Ailenizde kanser öyküsü varsa, genetik test yaptırıp yaptırmadığınızdan bağımsız olarak yaşınıza uygun düzenli kanser taraması yaptırmanızı öneririz.
Kalıtsal meme veya yumurtalık kanseri geliştirme riskinizi azaltma
BRCA mutasyonları olan kadınlar, kanser riskini azaltmaya yardımcı olmak için kanser başlangıcını önleyen veya geciktiren ilaçlar almayı düşünebilirler. Örnekler arasında, meme kanseri riskini azaltabilen tamoksifen ve raloksifen bulunur. Ancak bu ilaçların BRCA1 ve BRCA2 değişiklikleri olan kadınlarda meme kanseri riskini azaltıp azaltmadığı açık değildir.
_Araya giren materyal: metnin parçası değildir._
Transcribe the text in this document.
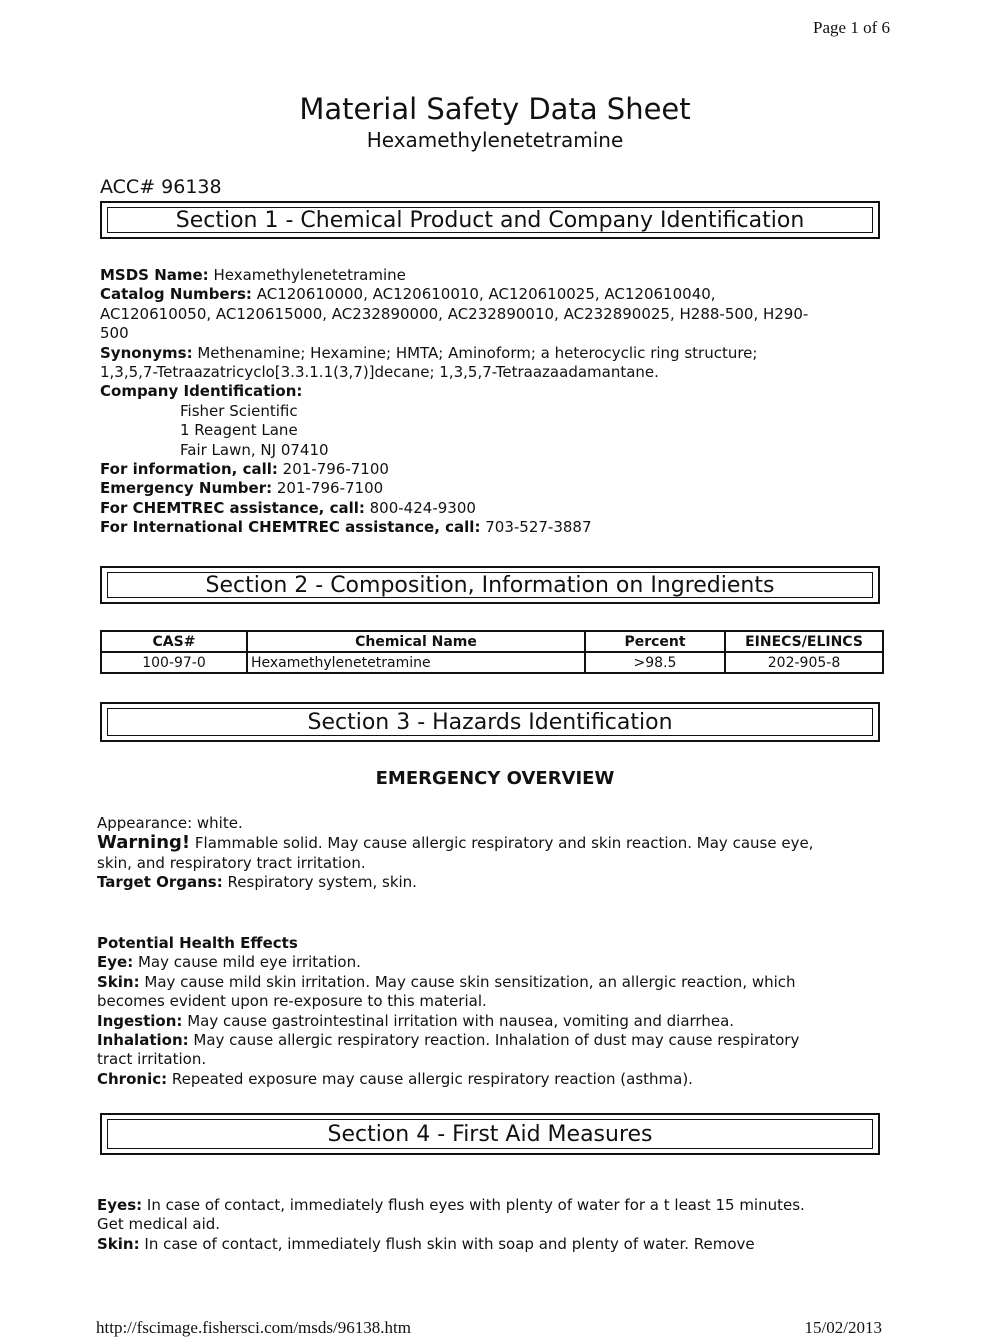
Page 1 of 6
Material Safety Data Sheet
Hexamethylenetetramine
ACC# 96138
Section 1 - Chemical Product and Company Identification
MSDS Name: Hexamethylenetetramine
Catalog Numbers: AC120610000, AC120610010, AC120610025, AC120610040,
AC120610050, AC120615000, AC232890000, AC232890010, AC232890025, H288-500, H290-
500
Synonyms: Methenamine; Hexamine; HMTA; Aminoform; a heterocyclic ring structure;
1,3,5,7-Tetraazatricyclo[3.3.1.1(3,7)]decane; 1,3,5,7-Tetraazaadamantane.
Company Identification:
Fisher Scientific
1 Reagent Lane
Fair Lawn, NJ 07410
For information, call: 201-796-7100
Emergency Number: 201-796-7100
For CHEMTREC assistance, call: 800-424-9300
For International CHEMTREC assistance, call: 703-527-3887
Section 2 - Composition, Information on Ingredients
CAS#	Chemical Name	Percent	EINECS/ELINCS
100-97-0	Hexamethylenetetramine	>98.5	202-905-8
Section 3 - Hazards Identification
EMERGENCY OVERVIEW
Appearance: white.
Warning! Flammable solid. May cause allergic respiratory and skin reaction. May cause eye,
skin, and respiratory tract irritation.
Target Organs: Respiratory system, skin.
Potential Health Effects
Eye: May cause mild eye irritation.
Skin: May cause mild skin irritation. May cause skin sensitization, an allergic reaction, which
becomes evident upon re-exposure to this material.
Ingestion: May cause gastrointestinal irritation with nausea, vomiting and diarrhea.
Inhalation: May cause allergic respiratory reaction. Inhalation of dust may cause respiratory
tract irritation.
Chronic: Repeated exposure may cause allergic respiratory reaction (asthma).
Section 4 - First Aid Measures
Eyes: In case of contact, immediately flush eyes with plenty of water for a t least 15 minutes.
Get medical aid.
Skin: In case of contact, immediately flush skin with soap and plenty of water. Remove
http://fscimage.fishersci.com/msds/96138.htm	15/02/2013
Yumurtalık kanseri riskini azaltmak için oral kontraseptifler (doğum kontrol hapları) alınabilir. Bununla birlikte, oral kontraseptiflerin BRCA mutasyon taşıyıcılarında meme kanseri riski üzerinde bir etkisinin olup olmadığı belirsizliğini korumaktadır.
BRCA mutasyonları olan kadınlar, kanser riskini azaltmak için ameliyat olmayı seçebilirler. Örneğin, meme kanserini önlemek için memeler ve yumurtalık kanserini önlemek için yumurtalıklar ve fallop tüpleri ameliyatla çıkarılabilir. Fallop tüplerini ve yumurtalıkları 50 yaşından önce çıkarmak da meme kanseri riskini azaltır.
Kanserleri erken tespit etmeye yardımcı olmak için başka ameliyatlar yapılabilir. Yumurtalıklar ne kadar erken alınırsa hem meme hem de yumurtalık kanseri riskinde o kadar fazla azalma olur. Nadir durumlarda, karın duvarını çevreleyen peritonun kanseri bu tür bir ameliyattan sonra gelişebilir. Periton kanseri riskini taramanın kanıtlanmış bir yolu yoktur, ancak ameliyattan sonra CA-125 kan testlerinin periton kanserini tespit edip edemeyeceğini görmek için bir çalışmalar yürütülmektedir.